The CoA, for one, identified the contract between BuCor and Tadeco as leasehold and tenancy agreement governed by Republic Act (RA) 1199 when the agreement cannot be classified as such, he added.
“No one would argue that the land where the Davao Penal Colony stands, which is under BuCor, is a government reservation. Thus, it is inalienable land and cannot be the subject of a lease agreement as stated under RA 1199,” Valoria noted.
He clarified that the contract between BuCor and Tadeco is a joint venture agreement (JVA), with the primary purpose of helping the rehabilitation of inmates at the Davao Prison and Penal Farm (DPPF).
“It’s goal of making profits is only secondary to the main goal of inmate rehabilitation,” according to Valoria.
He said BuCor and Tadeco are prohibited under the Public Land Act (Commonwealth Act 141) from entering into a lease arrangement.
“Moreover, Tadeco cannot be identified as a tenant of the BuCor land because it is a juridical entity and not a person capable of performing the actual cultivation of the land which is essential in a leasehold and tenancy agreement,” Valoria said.
He added that under both the 1935 and 1973 Constitutions, no prohibition exists barring the government from entering into joint venture arrangements involving inalienable lands like the DPPF.
“In fact, under the 1987 Philippine Constitution, there is now an express provision allowing joint venture arrangement involving exploration, development and utilization of natural resources. Natural resources include
inalienable public lands like the Davao penal farm,” Valoria said.

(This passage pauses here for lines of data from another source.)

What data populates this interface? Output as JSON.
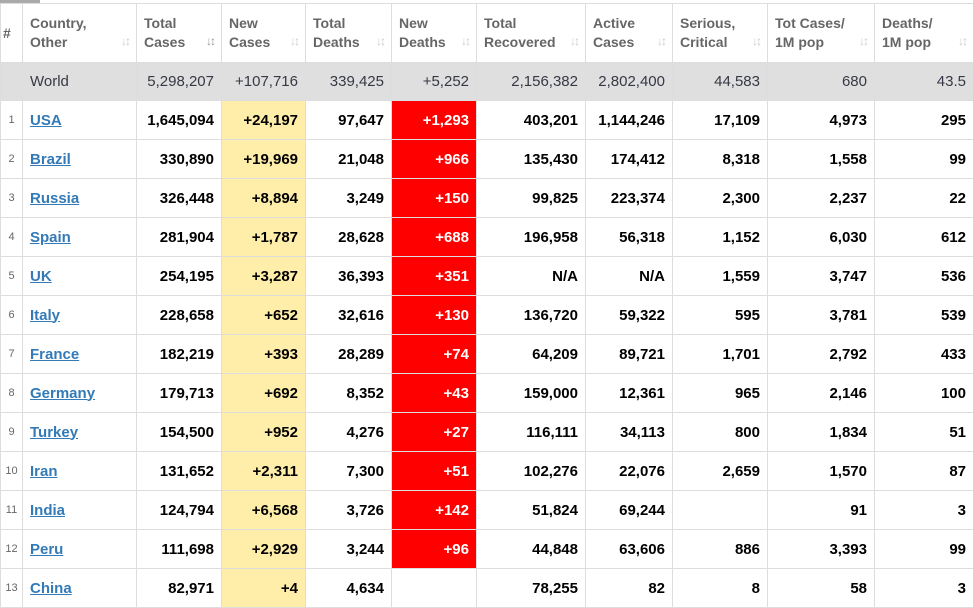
{
  "headers": [
    {
      "label": "#",
      "sortable": false
    },
    {
      "label": "Country, Other",
      "sortable": true
    },
    {
      "label": "Total Cases",
      "sortable": true,
      "active": true
    },
    {
      "label": "New Cases",
      "sortable": true
    },
    {
      "label": "Total Deaths",
      "sortable": true
    },
    {
      "label": "New Deaths",
      "sortable": true
    },
    {
      "label": "Total Recovered",
      "sortable": true
    },
    {
      "label": "Active Cases",
      "sortable": true
    },
    {
      "label": "Serious, Critical",
      "sortable": true
    },
    {
      "label": "Tot Cases/ 1M pop",
      "sortable": true
    },
    {
      "label": "Deaths/ 1M pop",
      "sortable": true
    }
  ],
  "sort_icon": "↓↕",
  "world": {
    "country": "World",
    "total_cases": "5,298,207",
    "new_cases": "+107,716",
    "total_deaths": "339,425",
    "new_deaths": "+5,252",
    "total_recovered": "2,156,382",
    "active_cases": "2,802,400",
    "serious_critical": "44,583",
    "cases_per_1m": "680",
    "deaths_per_1m": "43.5"
  },
  "rows": [
    {
      "idx": "1",
      "country": "USA",
      "total_cases": "1,645,094",
      "new_cases": "+24,197",
      "total_deaths": "97,647",
      "new_deaths": "+1,293",
      "total_recovered": "403,201",
      "active_cases": "1,144,246",
      "serious_critical": "17,109",
      "cases_per_1m": "4,973",
      "deaths_per_1m": "295"
    },
    {
      "idx": "2",
      "country": "Brazil",
      "total_cases": "330,890",
      "new_cases": "+19,969",
      "total_deaths": "21,048",
      "new_deaths": "+966",
      "total_recovered": "135,430",
      "active_cases": "174,412",
      "serious_critical": "8,318",
      "cases_per_1m": "1,558",
      "deaths_per_1m": "99"
    },
    {
      "idx": "3",
      "country": "Russia",
      "total_cases": "326,448",
      "new_cases": "+8,894",
      "total_deaths": "3,249",
      "new_deaths": "+150",
      "total_recovered": "99,825",
      "active_cases": "223,374",
      "serious_critical": "2,300",
      "cases_per_1m": "2,237",
      "deaths_per_1m": "22"
    },
    {
      "idx": "4",
      "country": "Spain",
      "total_cases": "281,904",
      "new_cases": "+1,787",
      "total_deaths": "28,628",
      "new_deaths": "+688",
      "total_recovered": "196,958",
      "active_cases": "56,318",
      "serious_critical": "1,152",
      "cases_per_1m": "6,030",
      "deaths_per_1m": "612"
    },
    {
      "idx": "5",
      "country": "UK",
      "total_cases": "254,195",
      "new_cases": "+3,287",
      "total_deaths": "36,393",
      "new_deaths": "+351",
      "total_recovered": "N/A",
      "active_cases": "N/A",
      "serious_critical": "1,559",
      "cases_per_1m": "3,747",
      "deaths_per_1m": "536"
    },
    {
      "idx": "6",
      "country": "Italy",
      "total_cases": "228,658",
      "new_cases": "+652",
      "total_deaths": "32,616",
      "new_deaths": "+130",
      "total_recovered": "136,720",
      "active_cases": "59,322",
      "serious_critical": "595",
      "cases_per_1m": "3,781",
      "deaths_per_1m": "539"
    },
    {
      "idx": "7",
      "country": "France",
      "total_cases": "182,219",
      "new_cases": "+393",
      "total_deaths": "28,289",
      "new_deaths": "+74",
      "total_recovered": "64,209",
      "active_cases": "89,721",
      "serious_critical": "1,701",
      "cases_per_1m": "2,792",
      "deaths_per_1m": "433"
    },
    {
      "idx": "8",
      "country": "Germany",
      "total_cases": "179,713",
      "new_cases": "+692",
      "total_deaths": "8,352",
      "new_deaths": "+43",
      "total_recovered": "159,000",
      "active_cases": "12,361",
      "serious_critical": "965",
      "cases_per_1m": "2,146",
      "deaths_per_1m": "100"
    },
    {
      "idx": "9",
      "country": "Turkey",
      "total_cases": "154,500",
      "new_cases": "+952",
      "total_deaths": "4,276",
      "new_deaths": "+27",
      "total_recovered": "116,111",
      "active_cases": "34,113",
      "serious_critical": "800",
      "cases_per_1m": "1,834",
      "deaths_per_1m": "51"
    },
    {
      "idx": "10",
      "country": "Iran",
      "total_cases": "131,652",
      "new_cases": "+2,311",
      "total_deaths": "7,300",
      "new_deaths": "+51",
      "total_recovered": "102,276",
      "active_cases": "22,076",
      "serious_critical": "2,659",
      "cases_per_1m": "1,570",
      "deaths_per_1m": "87"
    },
    {
      "idx": "11",
      "country": "India",
      "total_cases": "124,794",
      "new_cases": "+6,568",
      "total_deaths": "3,726",
      "new_deaths": "+142",
      "total_recovered": "51,824",
      "active_cases": "69,244",
      "serious_critical": "",
      "cases_per_1m": "91",
      "deaths_per_1m": "3"
    },
    {
      "idx": "12",
      "country": "Peru",
      "total_cases": "111,698",
      "new_cases": "+2,929",
      "total_deaths": "3,244",
      "new_deaths": "+96",
      "total_recovered": "44,848",
      "active_cases": "63,606",
      "serious_critical": "886",
      "cases_per_1m": "3,393",
      "deaths_per_1m": "99"
    },
    {
      "idx": "13",
      "country": "China",
      "total_cases": "82,971",
      "new_cases": "+4",
      "total_deaths": "4,634",
      "new_deaths": "",
      "total_recovered": "78,255",
      "active_cases": "82",
      "serious_critical": "8",
      "cases_per_1m": "58",
      "deaths_per_1m": "3"
    }
  ],
  "colors": {
    "new_cases_bg": "#ffeeaa",
    "new_deaths_bg": "#ff0000",
    "world_row_bg": "#dfdfdf",
    "link": "#337ab7",
    "header_text": "#666666"
  }
}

He added that another CoA finding based on an erroneous legal interpretation is its claim that the JVA violates the Constitution because the BuCor allowed Tadeco to develop 5,308 hectares of the penal farm, which in excess of the 1,000 hectare limit stated under Section 3, Article XII of the 1987 Constitution.
Under Section 88 of the Public Land Act, the land developed by Tadeco inside the Davao penal farm is considered an “inalienable public land,” thus, the constitutional provision cited by CoA does not apply because it pertains to “alienable lands of the public domain.”
“The 1,000-hectare limit would not apply because the 2003 BuCor-Tadeco agreement is a joint venture agreement and not a lease agreement. As I have pointed out, joint venture agreements for the exploration, development and exploitation of natural resources [are]expressly allowed under the 1987 Constitution,” Valoria said.
BuCor has recognized Tadeco’s invaluable contributions to its inmates’ rehabilitation program, which was cited in the bureau’s 2013 yearend list of accomplishments.